[This article was updated at 3:22 p.m., Friday, March 31, 2023, to correct the spelling of former Education Secretary Eric Hagerty’s name]
Supporters and lawmakers warned about the spread of far-right ideology embraced by Florida Gov. Ron DeSantis and his supporters ahead of DeSantis’ appearance near Harrisburg on Saturday.
DeSantis, who has said he is considering running for president in 2024, is scheduled to speak at the Pennsylvania Conservative Leadership Conference at the Penn Harris Hotel in Camp Hill in Cumberland County.
He is favored by some conservatives as the Republican Party’s candidate for the presidential nomination.
Democratic state lawmakers from Florida and Pennsylvania have condemned DeSantis’ policies that have targeted voting rights, abortion access, immigrants and elementary school curricula on racism, sexual orientation and gender identity.
Florida state Rep. Anna V. Eskamani, D-Orange, said that as DeSantis pursues his agenda, the state faces a deepening housing crisis, skyrocketing rents, rising utility costs and attacks on consumer rights.
“We don’t want that type of demagogue in the White House,” Eskamani said during a press call organized by DeSantis Watch. “We do not want Gov. Ron DeSantis to inspire others to emulate his behavior.”
DeSantis Watch is a project of the Florida Center for Communications and Research that aims to highlight and oppose DeSantis’ policies.
Supporters of DeSantis’ ideology include Pennsylvania state Sen. Doug Mastriano, R-Franklin, for whom DeSantis campaigned during Mastriano’s unsuccessful 2022 bid for governor.
Noting that Mastriano has said he wants to make Pennsylvania the “Florida of the North,” Pennsylvania Republican Malcolm Kenyatta of Philadelphia said Mastriano and DeSantis’ policies boil down to a list of people to hate, things to ban and marginalized groups to blame.
“You’re doing this because you don’t have serious solutions to the problems that people are really worried about,” Kenyatta said.
Kenyatta said DeSantis’ record on key programs like Medicare and Social Security, as well as his opposition to gun safety laws, will make Pennsylvania and the country less unthreatening.
“We cannot trust carnival barkers like Ron DeSantis and Doug Mastriano to ever focus on the issues that we as lawmakers focus on – the concerns of our families and communities,” Kenyatta said. “We deserve better than these people.”
Former Pennsylvania Secretary of Education Eric Hagerty, who served under Gov.

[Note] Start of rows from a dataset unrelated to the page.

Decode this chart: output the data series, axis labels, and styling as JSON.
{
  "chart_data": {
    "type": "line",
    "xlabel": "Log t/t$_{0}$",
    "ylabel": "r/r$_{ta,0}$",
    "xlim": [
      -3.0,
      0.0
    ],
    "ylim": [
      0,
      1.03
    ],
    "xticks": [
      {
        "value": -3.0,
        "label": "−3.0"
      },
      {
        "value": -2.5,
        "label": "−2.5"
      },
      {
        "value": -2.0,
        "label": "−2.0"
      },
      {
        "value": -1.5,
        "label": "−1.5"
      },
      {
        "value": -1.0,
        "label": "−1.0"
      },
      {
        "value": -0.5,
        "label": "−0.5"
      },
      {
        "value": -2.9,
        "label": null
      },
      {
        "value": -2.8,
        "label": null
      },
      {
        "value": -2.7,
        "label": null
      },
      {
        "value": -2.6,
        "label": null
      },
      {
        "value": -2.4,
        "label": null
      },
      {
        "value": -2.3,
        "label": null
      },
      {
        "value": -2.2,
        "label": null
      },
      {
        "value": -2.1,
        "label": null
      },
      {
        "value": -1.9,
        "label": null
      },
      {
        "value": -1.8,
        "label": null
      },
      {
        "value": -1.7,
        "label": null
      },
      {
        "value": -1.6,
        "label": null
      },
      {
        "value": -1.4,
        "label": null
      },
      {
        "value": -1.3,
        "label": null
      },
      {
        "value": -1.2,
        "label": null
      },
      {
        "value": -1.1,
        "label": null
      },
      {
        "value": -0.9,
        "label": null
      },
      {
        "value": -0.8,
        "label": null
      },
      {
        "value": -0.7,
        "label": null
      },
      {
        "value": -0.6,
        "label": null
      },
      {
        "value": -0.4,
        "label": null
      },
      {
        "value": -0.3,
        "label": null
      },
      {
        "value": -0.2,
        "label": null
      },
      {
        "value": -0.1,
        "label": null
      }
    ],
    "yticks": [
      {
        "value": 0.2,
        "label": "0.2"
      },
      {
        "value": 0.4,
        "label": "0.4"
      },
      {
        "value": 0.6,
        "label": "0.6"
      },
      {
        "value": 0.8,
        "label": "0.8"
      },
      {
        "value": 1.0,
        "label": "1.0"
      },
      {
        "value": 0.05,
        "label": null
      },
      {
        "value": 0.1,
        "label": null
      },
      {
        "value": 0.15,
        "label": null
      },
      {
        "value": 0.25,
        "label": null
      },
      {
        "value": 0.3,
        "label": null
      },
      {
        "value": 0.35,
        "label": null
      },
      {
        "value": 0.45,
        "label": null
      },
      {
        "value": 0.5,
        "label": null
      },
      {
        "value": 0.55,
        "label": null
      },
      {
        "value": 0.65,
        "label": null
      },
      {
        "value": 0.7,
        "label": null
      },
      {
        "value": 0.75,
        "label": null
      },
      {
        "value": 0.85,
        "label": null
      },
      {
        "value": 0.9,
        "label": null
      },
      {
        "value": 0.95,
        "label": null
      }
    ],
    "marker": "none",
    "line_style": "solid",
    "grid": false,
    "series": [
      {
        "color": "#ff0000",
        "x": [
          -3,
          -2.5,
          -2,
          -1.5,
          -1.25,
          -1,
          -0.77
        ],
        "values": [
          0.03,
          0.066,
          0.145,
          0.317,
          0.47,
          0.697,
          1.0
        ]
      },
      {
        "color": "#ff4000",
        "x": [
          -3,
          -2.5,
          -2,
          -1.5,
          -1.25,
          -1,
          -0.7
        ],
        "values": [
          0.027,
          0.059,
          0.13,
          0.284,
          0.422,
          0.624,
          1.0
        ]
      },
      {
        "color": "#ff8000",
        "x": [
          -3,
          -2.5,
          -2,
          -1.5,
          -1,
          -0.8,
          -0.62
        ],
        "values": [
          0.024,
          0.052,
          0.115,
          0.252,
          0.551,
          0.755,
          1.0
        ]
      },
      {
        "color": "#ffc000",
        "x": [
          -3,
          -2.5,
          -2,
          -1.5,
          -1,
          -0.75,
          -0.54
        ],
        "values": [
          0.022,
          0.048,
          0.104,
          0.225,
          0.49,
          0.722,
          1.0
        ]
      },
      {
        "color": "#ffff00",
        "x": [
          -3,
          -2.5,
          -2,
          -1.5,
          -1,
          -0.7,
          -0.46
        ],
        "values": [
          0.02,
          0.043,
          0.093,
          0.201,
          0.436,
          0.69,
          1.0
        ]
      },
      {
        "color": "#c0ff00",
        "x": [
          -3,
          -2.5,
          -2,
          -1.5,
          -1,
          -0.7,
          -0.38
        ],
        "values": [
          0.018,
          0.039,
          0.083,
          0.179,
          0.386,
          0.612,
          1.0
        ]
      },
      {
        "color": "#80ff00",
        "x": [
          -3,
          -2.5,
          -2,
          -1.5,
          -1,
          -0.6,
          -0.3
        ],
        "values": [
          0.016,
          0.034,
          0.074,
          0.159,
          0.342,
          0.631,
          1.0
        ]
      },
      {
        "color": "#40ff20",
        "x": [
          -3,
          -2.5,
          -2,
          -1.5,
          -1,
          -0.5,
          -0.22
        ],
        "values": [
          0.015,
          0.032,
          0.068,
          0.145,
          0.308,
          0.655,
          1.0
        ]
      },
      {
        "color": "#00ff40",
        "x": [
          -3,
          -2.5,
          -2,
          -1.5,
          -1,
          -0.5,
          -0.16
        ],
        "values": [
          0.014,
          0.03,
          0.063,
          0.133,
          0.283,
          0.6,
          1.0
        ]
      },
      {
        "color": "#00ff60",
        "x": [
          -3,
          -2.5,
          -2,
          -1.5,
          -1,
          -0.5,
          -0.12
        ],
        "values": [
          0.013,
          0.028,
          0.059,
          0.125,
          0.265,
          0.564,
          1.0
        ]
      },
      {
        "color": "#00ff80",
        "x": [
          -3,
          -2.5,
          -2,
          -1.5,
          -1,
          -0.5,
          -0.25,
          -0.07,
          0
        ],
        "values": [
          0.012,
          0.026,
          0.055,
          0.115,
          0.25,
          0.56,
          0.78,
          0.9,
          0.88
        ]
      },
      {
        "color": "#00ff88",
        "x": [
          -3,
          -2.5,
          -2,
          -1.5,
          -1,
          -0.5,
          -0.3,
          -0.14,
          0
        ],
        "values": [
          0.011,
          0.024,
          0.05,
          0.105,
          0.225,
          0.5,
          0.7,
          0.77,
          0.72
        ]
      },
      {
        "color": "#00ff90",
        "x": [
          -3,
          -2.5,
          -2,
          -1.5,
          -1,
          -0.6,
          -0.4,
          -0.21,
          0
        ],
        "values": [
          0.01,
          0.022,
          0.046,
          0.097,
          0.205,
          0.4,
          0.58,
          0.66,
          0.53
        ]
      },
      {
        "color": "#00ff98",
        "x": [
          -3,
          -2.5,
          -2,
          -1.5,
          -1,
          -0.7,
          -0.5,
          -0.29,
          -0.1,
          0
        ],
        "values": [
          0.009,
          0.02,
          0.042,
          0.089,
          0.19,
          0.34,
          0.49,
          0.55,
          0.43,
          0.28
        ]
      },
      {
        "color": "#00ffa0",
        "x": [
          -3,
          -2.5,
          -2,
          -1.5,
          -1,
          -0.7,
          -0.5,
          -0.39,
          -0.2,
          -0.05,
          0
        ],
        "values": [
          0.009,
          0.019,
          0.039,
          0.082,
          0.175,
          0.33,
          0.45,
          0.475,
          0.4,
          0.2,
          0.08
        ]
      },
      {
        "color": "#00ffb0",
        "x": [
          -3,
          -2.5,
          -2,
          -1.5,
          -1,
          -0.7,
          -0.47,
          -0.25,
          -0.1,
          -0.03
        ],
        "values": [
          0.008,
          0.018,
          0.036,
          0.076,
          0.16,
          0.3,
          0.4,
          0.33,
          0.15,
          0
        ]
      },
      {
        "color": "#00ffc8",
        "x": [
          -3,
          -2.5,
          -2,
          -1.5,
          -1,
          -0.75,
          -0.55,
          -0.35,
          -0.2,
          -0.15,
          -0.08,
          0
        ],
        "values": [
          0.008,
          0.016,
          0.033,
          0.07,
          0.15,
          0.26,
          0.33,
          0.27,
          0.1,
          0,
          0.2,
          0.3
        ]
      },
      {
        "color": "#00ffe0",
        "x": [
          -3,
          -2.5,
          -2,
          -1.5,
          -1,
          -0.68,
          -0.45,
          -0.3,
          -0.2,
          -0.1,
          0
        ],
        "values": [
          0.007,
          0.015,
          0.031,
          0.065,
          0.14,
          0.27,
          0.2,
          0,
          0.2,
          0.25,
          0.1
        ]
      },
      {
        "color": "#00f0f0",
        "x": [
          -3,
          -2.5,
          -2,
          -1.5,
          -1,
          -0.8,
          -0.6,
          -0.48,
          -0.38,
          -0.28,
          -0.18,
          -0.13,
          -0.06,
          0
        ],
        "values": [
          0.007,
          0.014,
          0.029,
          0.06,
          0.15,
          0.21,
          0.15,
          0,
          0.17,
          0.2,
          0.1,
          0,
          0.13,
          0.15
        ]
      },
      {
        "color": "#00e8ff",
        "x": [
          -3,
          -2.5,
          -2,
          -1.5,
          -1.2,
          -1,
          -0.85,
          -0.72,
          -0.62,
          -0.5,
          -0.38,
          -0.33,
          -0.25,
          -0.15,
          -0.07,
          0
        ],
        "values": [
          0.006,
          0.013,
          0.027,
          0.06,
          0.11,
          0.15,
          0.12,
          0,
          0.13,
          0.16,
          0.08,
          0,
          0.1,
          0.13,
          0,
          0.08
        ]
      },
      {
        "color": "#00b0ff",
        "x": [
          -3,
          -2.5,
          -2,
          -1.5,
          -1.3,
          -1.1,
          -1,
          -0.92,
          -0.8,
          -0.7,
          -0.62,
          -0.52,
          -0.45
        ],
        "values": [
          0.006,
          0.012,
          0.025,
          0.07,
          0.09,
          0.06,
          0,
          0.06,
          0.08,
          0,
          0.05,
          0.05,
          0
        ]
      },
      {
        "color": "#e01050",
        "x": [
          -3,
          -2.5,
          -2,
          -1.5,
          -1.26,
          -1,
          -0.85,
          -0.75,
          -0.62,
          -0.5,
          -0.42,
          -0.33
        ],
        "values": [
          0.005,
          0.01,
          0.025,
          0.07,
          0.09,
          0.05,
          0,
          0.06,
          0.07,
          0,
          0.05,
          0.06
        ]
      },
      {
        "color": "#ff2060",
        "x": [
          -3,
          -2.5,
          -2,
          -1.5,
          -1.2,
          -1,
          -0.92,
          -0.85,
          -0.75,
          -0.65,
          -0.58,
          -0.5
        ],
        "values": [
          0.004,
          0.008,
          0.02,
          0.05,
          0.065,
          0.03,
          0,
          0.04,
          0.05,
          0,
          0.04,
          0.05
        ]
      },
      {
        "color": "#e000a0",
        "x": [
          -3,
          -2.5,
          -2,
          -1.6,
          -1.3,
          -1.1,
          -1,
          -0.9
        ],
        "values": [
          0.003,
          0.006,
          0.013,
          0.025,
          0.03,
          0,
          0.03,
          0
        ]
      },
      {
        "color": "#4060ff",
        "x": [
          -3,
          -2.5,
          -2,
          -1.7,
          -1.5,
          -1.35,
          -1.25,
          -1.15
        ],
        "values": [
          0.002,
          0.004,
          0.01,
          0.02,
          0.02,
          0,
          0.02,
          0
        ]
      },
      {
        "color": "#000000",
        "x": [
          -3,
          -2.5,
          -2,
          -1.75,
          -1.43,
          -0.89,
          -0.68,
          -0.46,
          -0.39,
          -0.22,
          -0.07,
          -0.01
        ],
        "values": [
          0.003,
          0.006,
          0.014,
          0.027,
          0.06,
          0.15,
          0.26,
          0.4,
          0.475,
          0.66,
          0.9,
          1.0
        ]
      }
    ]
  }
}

Tom Wolf, has expressed earnest concerns about the trend of injecting policies into schools that he believes Pennsylvania cannot afford. He said that would be contrary to the needs of Pennsylvania’s school communities and teachers.
“I can say one thing, each of them has something in common, no matter what party they belong to,” Hagerty said. “None of them became teachers or chose to work in schools because they were interested in politics or pursuing a political agenda, as some politicians falsely claim.”
Hagerty said it is normal and robust to engage in political discourse about how to pay for public education or improve graduation rates.
“When politicians like Ron DeSantis and others try to ban books or tell schools what activities they can and cannot offer or what words teachers can and cannot say, this is not just an unnecessary distraction from meaningful discussions, we should recognize that “for insulting the hard-working, decent people from all walks of life who make our schools work,” he said.
Florida state Sen. Shevrin Jones, D-Brewery, said that as a former educator, DeSantis’ attacks on the state’s schools are hurtful.
“Our children’s freedom to learn is under attack by a governor who abuses us and pushes his far-right politics into our classrooms, indoctrinating the minds of our children in an attempt to whitewash history,” Jones said.